Was Du aus so wenig Material an Infos rausholst, ist schon super. Da bist Du mir weit voraus.

Die veränderten Farben der Cuvelageringe führe ich auch auf geänderte Korrosionsschutzmaßnahmen zurück. Eventuell könnte die zu der Zeit von der preussischen Eisenbahn verwendete Bleiweiß-Grundierung verwendet worden sein, welche im Waggon- und Signalbau eingesetzt wurde.. Die reale Farbe kann man auf der Bildern ja nicht erkennen.
Wenn ich auf weitere Infos stoße, melde ich mich umgehend.

Gruß Henning


oldtimemoba

RE: Sonderzug Haniel & Lueg - Wer hat Infos?

#14 von Sgns 691 , 01.08.2015 22:09

Hallo Henning,

so schwer ist das mit den Informationen nicht. Man muß nur die Angaben aus den verschiedenen Quellen gut durchsortieren und dann geschickt kombinieren. Allerdings habe ich inzwischen feststellen müssen, daß es in den alten Veröffentlichungen durchaus auch widersprüchliche Angaben gibt. Deshalb muß in meinem Eingangsartikel auch vieles ergänzt, präzisiert oder sogar korrigiert werden. Außerdem haben wir ja auch schon einige Fragen klären können. Ich werde den Artikel deshalb in den nächsten Wochen komplett überarbeiten und hier neu einstellen.

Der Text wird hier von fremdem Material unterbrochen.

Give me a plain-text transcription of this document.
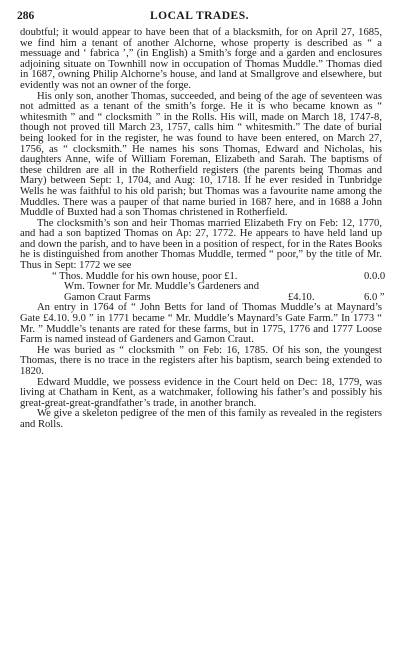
286	LOCAL TRADES.

doubtful; it would appear to have been that of a blacksmith, for on April 27, 1685, we find him a tenant of another Alchorne, whose property is described as “ a messuage and ‘ fabrica ’,” (in English) a Smith’s forge and a garden and enclosures adjoining situate on Townhill now in occupation of Thomas Muddle.” Thomas died in 1687, owning Philip Alchorne’s house, and land at Smallgrove and elsewhere, but evidently was not an owner of the forge.

His only son, another Thomas, succeeded, and being of the age of seventeen was not admitted as a tenant of the smith’s forge. He it is who became known as “ whitesmith ” and “ clocksmith ” in the Rolls. His will, made on March 18, 1747-8, though not proved till March 23, 1757, calls him “ whitesmith.” The date of burial being looked for in the register, he was found to have been entered, on March 27, 1756, as “ clocksmith.” He names his sons Thomas, Edward and Nicholas, his daughters Anne, wife of William Foreman, Elizabeth and Sarah. The baptisms of these children are all in the Rotherfield registers (the parents being Thomas and Mary) between Sept: 1, 1704, and Aug: 10, 1718. If he ever resided in Tunbridge Wells he was faithful to his old parish; but Thomas was a favourite name among the Muddles. There was a pauper of that name buried in 1687 here, and in 1688 a John Muddle of Buxted had a son Thomas christened in Rotherfield.

The clocksmith’s son and heir Thomas married Elizabeth Fry on Feb: 12, 1770, and had a son baptized Thomas on Ap: 27, 1772. He appears to have held land up and down the parish, and to have been in a position of respect, for in the Rates Books he is distinguished from another Thomas Muddle, termed “ poor,” by the title of Mr. Thus in Sept: 1772 we see

“ Thos. Muddle for his own house, poor £1.	0.0.0
Wm. Towner for Mr. Muddle’s Gardeners and
Gamon Craut Farms	£4.10.	6.0 ”

An entry in 1764 of “ John Betts for land of Thomas Muddle’s at Maynard’s Gate £4.10. 9.0 ” in 1771 became “ Mr. Muddle’s Maynard’s Gate Farm.” In 1773 “ Mr. ” Muddle’s tenants are rated for these farms, but in 1775, 1776 and 1777 Loose Farm is named instead of Gardeners and Gamon Craut.

He was buried as “ clocksmith ” on Feb: 16, 1785. Of his son, the youngest Thomas, there is no trace in the registers after his baptism, search being extended to 1820.

Edward Muddle, we possess evidence in the Court held on Dec: 18, 1779, was living at Chatham in Kent, as a watchmaker, following his father’s and possibly his great-great-great-grandfather’s trade, in another branch.

We give a skeleton pedigree of the men of this family as revealed in the registers and Rolls.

Bis dahin, hier noch zwei neue Funde. Zunächst ein weiteres Foto:
Cuvelagering-Anlieferung in Rauxel 1896. Das waren die ersten 4,40 m-Ringe.
http://www.drehscheibe-online.de/foren/read.php?17,5414789

Und dann ein weiteres Buch:
Die Salzbergwerke Mecklenburgs, Günter Pinzke, Books on Demand, 2014
https://books.google.de/books?id=6PY7BQA...epage&q&f=false
Auf Seite 78 gibt es links oben eine Abbildung des Transportwagens für die Cuvelageringe in Jessenitz.

Abschließend für heute eine Buchsuche:
Laut Auskunft des Verlegers hier bei DSO:
http://www.drehscheibe-online.de/foren/read.php?17,3150899
gibt es in dem Buch "Die Hannover-Altenbekener Eisenbahn"
http://www.amazon.de/Die-Hannover-Altenb...g/dp/392758777X
Fotos von einem B-Kuppler, Personenverkehr im Bf Söhre, Transport riesiger Brunnenringe, den Werksanlagen vor 100 Jahren, BR 50 in den 60er Jahren u.v.m.
Besitzt zufällig einer der Mitleser dieses Buch und wäre eventuell bereit uns diese Bilder einzuscannen? Es könnten wieder einige Mosaiksteinchen mehr sein.